Another issue that could present ethical concerns is the fact so much focus is given to the performance of the algorithms or data scientists or engineers do not have the ability to identify bias which could raise ethical concerns (Niral Sutaria, 2022).  One thing that I noticed myself while reading the content in the book for this course is how much focus is given to the performance and accuracy of the algorithms.  I understand performance and accuracy is a good metric to go from but how accurate is the algorithms if the test data contains bias or is not diverse enough to correctly categorize photos in totality.  If the test data is not broad enough to cover the entire spectrum of photos it must categorize it could introduce ethical concerns.
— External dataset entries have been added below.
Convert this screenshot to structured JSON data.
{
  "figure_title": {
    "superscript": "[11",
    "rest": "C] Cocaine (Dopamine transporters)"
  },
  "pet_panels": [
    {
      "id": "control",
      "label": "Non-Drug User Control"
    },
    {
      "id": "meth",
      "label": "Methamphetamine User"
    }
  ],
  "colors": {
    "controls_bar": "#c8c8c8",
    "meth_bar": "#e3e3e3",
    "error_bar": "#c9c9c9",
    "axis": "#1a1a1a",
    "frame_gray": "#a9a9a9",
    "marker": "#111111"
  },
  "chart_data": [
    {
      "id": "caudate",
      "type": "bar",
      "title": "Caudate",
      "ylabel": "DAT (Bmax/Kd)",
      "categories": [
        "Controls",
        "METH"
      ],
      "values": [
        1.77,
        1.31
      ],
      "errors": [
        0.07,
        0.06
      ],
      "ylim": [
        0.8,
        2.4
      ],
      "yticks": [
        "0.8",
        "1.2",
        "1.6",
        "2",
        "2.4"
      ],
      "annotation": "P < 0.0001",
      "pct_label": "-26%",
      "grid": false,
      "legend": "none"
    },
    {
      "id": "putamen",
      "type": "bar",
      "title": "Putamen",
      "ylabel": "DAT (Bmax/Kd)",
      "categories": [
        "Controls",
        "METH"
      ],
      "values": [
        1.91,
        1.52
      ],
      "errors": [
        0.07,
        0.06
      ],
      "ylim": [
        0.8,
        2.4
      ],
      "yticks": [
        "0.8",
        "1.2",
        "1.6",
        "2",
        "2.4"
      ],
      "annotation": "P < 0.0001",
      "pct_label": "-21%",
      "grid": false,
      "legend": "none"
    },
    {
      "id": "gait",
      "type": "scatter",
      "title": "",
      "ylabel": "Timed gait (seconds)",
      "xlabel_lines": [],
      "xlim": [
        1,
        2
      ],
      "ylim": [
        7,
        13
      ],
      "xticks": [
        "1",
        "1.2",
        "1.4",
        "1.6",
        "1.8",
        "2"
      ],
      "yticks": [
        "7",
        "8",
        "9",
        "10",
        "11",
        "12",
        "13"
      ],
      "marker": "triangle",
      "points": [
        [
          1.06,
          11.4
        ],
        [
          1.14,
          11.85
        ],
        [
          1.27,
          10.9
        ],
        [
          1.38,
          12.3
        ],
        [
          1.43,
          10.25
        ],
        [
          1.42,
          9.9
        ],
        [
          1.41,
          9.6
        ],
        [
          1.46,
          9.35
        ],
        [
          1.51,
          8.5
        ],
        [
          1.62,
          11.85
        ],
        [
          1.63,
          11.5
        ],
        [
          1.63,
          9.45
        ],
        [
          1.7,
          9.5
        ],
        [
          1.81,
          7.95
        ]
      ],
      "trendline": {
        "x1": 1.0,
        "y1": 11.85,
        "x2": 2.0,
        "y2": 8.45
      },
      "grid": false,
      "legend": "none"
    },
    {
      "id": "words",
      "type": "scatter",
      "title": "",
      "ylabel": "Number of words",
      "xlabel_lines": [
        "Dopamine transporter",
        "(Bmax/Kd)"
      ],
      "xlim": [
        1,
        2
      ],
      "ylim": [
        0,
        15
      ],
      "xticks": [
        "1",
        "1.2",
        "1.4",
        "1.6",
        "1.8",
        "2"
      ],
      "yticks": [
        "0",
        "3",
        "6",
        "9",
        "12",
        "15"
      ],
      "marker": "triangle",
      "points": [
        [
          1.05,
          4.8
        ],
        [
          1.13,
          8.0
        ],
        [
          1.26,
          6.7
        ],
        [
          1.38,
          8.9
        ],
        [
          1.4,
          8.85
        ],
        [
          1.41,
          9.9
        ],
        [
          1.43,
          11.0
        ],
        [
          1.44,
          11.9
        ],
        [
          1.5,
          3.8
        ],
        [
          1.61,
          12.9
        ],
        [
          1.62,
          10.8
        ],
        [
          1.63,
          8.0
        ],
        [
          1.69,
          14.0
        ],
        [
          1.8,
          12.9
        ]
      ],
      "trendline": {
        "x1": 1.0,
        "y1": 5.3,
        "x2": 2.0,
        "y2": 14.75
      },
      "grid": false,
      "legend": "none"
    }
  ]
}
Addressing privacy concerns is a little bit different.  In my opinion the introduction of privacy concerns come as a result of oversight.  Not stripping away personal information and metadata related to photos must be done or at the very least randomize the data contained within the metadata.  The privacy concerns raised by AI is very large, there is an ongoing debate right now as to move forward with legislation to address privacy concerns (Kerry, 2020).  The article also raises one of the major concerns with privacy concerns in relation to photos and that is facial recognitions.  What is an Ai violates your privacy by illegally accessing photos in efforts to identify a person by facial recognition and what other concerns does it raise due to incorrectly identifying someone (Kerry, 2020).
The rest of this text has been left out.